Die Frist beginnt hierbei ab dem Moment, an dem die ordnungswidrige Handlung begangen wurde.

Ist der Bescheid bereits rechtskräftig, verjährt dieser nach frühestens drei Jahren.

Was ist der Unterschied zwischen einer Geldstrafe und einer Geldbuße?

Bei einer Ordnungswidrigkeit im Straßenverkehr droht in der Regel eine Geldbuße.

Bei einer Ordnungswidrigkeit im Straßenverkehr droht in der Regel eine Geldbuße.

Eine Geldbuße und eine Geldstrafe sind nicht miteinander zu verwechseln, denn sie unterscheiden sich erheblich voneinander.

Die Geldbuße einer Ordnungswidrigkeit, die im Straßenverkehr begangen wurde (z. B. Geschwindigkeitsüberschreitung), wird häufig auf Basis des geltenden Bußgeldkatalogs verhängt. Wird im Straßenverkehr eine Straftat (z. B. Fahrerflucht) begangen, greift in der Regel das Strafgesetzbuch (StGB). Hier ist nun die Geldstrafe anzuführen, denn sie wird verhängt, wenn Sanktionen auf Basis des Strafgesetzbuches (StGB) ermittelt werden.

Geldbuße statt Fahrverbot: Wann ist das möglich?

Es kann durchaus möglich sein, ein Fahrverbot in eine Geldbuße umzuwandeln, allerdings müssen hierfür einige Kriterien erfüllt werden. In der Regel muss anschließend ein höheres Bußgeld gezahlt werden.

Hierfür sollte zunächst Einspruch gegen den Bußgeldbescheid eingelegt und anschließend nachvollziehbar dargelegt werden, warum das Fahrverbot nicht angetreten werden kann. Es kann außerdem ratsam sein, einen Anwalt für Verkehrsrecht hinzuzuziehen.

Zusätzlich steigen die Chancen, das verhängte Fahrverbot durch ein höheres Bußgeld zu ersetzen, wenn es sich bei dem Betroffenen um keinen Wiederholungstäter handelt. Das Fahrverbot „verkaufen“ zu können, ist besonders unwahrscheinlich, wenn dies aufgrund von Alkohol oder Drogen am Steuer verhängt wurde. Ebenfalls können sich Punkte in Flensburg negativ auswirken.
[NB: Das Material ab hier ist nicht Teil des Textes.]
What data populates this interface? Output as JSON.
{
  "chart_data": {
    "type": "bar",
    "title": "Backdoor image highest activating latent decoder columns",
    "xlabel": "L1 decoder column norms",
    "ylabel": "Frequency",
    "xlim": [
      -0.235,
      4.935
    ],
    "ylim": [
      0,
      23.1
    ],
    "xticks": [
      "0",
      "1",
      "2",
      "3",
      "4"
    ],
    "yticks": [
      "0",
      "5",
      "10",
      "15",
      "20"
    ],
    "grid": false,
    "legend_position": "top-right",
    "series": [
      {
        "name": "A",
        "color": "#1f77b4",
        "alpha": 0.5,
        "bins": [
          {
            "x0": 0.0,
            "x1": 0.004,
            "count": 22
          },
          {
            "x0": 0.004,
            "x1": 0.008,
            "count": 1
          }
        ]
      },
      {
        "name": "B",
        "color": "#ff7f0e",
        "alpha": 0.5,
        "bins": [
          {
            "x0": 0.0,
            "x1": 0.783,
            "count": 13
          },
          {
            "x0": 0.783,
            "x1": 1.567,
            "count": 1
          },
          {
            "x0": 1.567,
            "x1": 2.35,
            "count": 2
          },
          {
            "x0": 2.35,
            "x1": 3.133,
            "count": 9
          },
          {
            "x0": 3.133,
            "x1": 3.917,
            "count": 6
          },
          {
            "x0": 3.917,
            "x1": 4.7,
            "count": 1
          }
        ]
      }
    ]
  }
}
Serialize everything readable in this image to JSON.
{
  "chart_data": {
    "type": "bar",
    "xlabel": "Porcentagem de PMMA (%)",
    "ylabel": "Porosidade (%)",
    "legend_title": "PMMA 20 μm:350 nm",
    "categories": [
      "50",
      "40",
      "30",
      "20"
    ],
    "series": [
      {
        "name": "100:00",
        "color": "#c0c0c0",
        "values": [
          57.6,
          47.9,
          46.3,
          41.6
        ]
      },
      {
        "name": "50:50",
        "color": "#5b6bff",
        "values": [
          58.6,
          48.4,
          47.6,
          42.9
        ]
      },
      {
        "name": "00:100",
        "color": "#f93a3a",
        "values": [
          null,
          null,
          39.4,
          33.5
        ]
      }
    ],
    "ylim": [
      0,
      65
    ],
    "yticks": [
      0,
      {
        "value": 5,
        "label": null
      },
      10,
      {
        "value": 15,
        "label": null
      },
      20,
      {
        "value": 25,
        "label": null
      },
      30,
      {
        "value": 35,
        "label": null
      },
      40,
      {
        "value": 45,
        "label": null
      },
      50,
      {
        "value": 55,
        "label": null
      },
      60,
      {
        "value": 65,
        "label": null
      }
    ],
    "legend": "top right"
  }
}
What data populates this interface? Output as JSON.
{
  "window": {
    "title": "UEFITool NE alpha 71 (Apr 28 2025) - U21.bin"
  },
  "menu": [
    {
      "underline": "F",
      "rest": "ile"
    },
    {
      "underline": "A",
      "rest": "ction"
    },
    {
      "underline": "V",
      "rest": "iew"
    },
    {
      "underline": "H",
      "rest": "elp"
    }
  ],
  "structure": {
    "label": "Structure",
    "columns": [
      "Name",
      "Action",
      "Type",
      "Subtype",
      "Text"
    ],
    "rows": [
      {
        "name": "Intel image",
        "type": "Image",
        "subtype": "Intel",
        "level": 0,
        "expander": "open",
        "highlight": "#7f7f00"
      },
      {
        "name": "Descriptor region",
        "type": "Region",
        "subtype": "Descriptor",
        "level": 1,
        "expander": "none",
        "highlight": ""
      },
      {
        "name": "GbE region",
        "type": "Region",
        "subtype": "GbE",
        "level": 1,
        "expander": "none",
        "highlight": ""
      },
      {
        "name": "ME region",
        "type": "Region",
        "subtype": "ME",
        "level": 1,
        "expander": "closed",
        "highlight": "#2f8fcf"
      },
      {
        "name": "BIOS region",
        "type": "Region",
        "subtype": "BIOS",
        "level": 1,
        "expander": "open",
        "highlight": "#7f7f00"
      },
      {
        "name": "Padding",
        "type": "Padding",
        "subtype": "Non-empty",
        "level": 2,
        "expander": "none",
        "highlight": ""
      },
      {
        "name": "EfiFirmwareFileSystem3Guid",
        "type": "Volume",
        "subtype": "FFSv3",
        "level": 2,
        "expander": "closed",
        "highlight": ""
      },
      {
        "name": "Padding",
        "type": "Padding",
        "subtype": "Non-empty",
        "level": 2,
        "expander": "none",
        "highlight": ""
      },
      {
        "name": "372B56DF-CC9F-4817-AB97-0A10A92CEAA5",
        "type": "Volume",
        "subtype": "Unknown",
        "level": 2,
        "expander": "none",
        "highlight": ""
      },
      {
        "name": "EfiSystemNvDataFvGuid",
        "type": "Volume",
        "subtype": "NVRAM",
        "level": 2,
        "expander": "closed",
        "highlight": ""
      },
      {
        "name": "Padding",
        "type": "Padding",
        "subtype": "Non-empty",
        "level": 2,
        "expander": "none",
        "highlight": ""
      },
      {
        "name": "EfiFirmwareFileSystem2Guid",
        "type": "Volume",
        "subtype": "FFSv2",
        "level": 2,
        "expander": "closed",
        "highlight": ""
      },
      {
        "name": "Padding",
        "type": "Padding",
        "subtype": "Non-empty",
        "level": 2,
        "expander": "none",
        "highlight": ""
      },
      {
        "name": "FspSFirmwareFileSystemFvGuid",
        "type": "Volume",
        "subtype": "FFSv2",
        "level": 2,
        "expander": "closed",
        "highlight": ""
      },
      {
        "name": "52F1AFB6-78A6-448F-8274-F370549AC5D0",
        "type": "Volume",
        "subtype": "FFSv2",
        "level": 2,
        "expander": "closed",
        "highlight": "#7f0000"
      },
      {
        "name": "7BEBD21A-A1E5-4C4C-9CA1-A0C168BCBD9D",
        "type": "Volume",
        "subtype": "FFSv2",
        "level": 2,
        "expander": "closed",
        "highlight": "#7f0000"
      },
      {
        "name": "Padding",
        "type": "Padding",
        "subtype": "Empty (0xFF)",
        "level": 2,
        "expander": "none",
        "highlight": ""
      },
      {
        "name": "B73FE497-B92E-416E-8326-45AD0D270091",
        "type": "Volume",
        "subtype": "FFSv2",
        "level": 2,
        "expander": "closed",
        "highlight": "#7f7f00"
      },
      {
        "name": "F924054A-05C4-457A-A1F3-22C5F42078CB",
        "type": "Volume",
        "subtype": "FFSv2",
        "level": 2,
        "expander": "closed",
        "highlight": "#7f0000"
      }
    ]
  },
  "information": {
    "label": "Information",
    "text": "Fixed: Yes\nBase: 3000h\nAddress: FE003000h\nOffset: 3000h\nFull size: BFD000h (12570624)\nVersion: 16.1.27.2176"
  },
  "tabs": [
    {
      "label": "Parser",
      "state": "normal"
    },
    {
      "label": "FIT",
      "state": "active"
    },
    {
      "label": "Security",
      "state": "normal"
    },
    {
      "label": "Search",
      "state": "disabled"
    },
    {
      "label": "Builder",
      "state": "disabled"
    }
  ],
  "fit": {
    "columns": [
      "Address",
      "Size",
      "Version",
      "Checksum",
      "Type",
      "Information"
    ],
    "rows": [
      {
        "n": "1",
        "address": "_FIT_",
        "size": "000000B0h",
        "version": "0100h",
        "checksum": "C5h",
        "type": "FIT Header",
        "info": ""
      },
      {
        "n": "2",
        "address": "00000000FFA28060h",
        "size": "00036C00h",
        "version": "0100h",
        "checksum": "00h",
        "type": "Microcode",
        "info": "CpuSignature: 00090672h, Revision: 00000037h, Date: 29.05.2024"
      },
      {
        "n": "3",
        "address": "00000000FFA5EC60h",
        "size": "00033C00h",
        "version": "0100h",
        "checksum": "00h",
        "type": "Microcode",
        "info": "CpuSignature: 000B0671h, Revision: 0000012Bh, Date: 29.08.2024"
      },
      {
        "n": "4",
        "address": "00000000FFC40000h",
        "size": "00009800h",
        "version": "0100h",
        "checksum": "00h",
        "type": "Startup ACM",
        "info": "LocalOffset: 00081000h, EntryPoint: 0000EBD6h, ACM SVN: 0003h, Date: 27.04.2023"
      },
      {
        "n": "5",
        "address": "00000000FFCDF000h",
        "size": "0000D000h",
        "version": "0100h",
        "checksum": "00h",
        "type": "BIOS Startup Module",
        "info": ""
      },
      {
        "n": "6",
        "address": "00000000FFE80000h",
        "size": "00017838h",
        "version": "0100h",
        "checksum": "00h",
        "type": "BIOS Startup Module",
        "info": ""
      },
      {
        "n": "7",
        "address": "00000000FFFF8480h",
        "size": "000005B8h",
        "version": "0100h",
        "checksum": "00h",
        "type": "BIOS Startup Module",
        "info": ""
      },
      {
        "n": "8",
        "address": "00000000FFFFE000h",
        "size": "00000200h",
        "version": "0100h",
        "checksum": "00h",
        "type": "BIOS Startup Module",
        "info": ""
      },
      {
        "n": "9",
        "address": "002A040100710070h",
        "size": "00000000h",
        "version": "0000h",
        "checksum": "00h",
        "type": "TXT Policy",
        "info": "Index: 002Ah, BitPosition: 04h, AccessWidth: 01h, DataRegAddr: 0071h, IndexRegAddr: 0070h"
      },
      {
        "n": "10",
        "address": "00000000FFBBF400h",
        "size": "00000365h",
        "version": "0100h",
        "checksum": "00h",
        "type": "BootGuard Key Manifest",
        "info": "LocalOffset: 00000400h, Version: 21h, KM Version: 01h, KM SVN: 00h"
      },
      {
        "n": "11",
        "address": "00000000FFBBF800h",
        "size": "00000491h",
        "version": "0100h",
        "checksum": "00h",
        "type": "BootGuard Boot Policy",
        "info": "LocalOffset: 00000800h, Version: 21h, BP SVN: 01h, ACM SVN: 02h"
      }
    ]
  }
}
Wie realistisch es ist, das Fahrverbot durch die Zahlung eines höheren Bußgelds umgehen zu können, muss im Einzelfall geklärt werden.

Geldbuße in Raten zahlen

Ist es Betroffenen nicht möglich, die volle Summe der Geldbuße auf einmal zu zahlen, können sie mit der zuständigen Bußgeldstelle eine Ratenzahlung oder einen Aufschub der Zahlungsfrist vereinbaren (§ 18 OWiG). Sollten Sie der Teilzahlung dann jedoch nicht oder zu spät nachkommen, kann diese Vereinbarung seitens der Bußgeldstelle aber auch wieder rückgängig gemacht werden.